Петербургский врач 4 (СИ), стр. 18

— Вы не понимаете!

— Она пациентка этой больницы, — сказал я. — У нее сотрясение мозга. Посещения запрещены.

— Мне плевать на ваши запреты! Ада! Ада, вернись! Вернись сейчас же, или… Ты пожалеешь, слышишь?

Вот так. Минуту назад она была его вдохновением, теперь уже «пожалеешь». Быстрая смена настроения. А не кокаинист ли ты часом, мил человек.

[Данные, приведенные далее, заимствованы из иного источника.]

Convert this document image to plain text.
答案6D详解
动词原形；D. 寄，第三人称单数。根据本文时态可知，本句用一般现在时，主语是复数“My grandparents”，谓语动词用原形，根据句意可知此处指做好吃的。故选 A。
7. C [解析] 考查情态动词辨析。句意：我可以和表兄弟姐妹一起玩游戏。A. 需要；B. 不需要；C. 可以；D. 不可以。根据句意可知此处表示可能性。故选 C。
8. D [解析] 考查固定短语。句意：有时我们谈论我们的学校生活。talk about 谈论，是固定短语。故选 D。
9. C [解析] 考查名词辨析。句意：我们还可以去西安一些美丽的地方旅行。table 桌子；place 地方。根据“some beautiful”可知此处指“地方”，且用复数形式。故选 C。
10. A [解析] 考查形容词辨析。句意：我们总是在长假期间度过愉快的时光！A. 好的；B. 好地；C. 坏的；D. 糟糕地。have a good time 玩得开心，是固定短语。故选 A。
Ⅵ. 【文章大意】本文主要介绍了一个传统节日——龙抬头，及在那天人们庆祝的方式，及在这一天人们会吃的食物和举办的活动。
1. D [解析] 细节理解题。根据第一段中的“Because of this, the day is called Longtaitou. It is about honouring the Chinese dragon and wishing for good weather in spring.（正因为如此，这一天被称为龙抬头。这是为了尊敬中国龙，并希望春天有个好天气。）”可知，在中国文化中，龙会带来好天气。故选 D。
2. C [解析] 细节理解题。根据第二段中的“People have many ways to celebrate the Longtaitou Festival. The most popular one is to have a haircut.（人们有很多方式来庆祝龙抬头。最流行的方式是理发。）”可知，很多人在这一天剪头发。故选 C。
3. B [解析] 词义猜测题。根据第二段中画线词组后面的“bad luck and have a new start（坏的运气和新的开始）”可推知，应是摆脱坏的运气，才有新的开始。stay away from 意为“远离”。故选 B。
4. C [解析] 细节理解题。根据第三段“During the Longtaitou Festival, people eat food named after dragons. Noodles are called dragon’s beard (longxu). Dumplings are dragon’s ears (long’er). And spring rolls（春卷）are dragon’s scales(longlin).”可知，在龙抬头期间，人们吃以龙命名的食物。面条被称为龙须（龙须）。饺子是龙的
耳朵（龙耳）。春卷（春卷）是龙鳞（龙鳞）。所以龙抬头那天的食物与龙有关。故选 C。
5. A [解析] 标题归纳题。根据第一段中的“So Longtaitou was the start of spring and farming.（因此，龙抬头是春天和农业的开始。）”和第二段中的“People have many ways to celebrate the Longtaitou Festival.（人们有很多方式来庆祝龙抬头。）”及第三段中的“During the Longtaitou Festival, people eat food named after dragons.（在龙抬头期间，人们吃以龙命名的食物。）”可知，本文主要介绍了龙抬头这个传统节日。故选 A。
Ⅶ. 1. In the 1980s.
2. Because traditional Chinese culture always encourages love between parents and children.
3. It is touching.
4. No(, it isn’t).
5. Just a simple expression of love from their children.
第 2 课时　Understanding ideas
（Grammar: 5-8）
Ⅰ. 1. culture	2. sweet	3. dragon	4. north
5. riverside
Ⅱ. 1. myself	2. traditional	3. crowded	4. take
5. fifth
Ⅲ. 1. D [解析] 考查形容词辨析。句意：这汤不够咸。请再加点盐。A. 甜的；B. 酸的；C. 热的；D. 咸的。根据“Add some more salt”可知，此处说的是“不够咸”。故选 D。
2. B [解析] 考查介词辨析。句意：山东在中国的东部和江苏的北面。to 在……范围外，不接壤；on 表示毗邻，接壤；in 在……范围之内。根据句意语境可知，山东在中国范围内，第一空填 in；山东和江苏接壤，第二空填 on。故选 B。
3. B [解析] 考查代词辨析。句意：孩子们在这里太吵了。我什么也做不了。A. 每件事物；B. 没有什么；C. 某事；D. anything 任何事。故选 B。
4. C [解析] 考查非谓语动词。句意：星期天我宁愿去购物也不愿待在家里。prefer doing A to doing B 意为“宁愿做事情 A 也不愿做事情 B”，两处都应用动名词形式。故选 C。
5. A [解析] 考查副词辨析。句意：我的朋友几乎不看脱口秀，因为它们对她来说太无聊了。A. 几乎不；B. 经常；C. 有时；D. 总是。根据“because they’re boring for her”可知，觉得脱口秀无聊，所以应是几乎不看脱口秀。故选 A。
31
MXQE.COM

Он снова дернулся вперед. Я перехватил его за ворот пиджака, собрав ткань в кулак, и второй рукой ухватил сзади за ремень. Он дернулся, но я держал крепко.

— Пустите! Это насилие!

— Насилие в разумных пределах разрешал даже Лев Толстой. Наверное.

Я протащил Ланского через коридор. Он перебирал ногами, пытался упираться, кричал что-то про произвол и вызов к барьеру. Бархатный пиджак трещал по швам.

На крыльце я швырнул его подальше Каменные ступеньки Ланской преодолел в полете. Приземлится на ноги у него не получилось, и он благополучно свалился в осеннюю грязь.

— Вон отсюда или сдам городовому, — сказал я.

— Вы… вы ответите за это! Я сам напишу на вас заявление! И в газету! Пусть все знают, как ведут себя врачи в наших больницах! Вы не знаете, с кем связались!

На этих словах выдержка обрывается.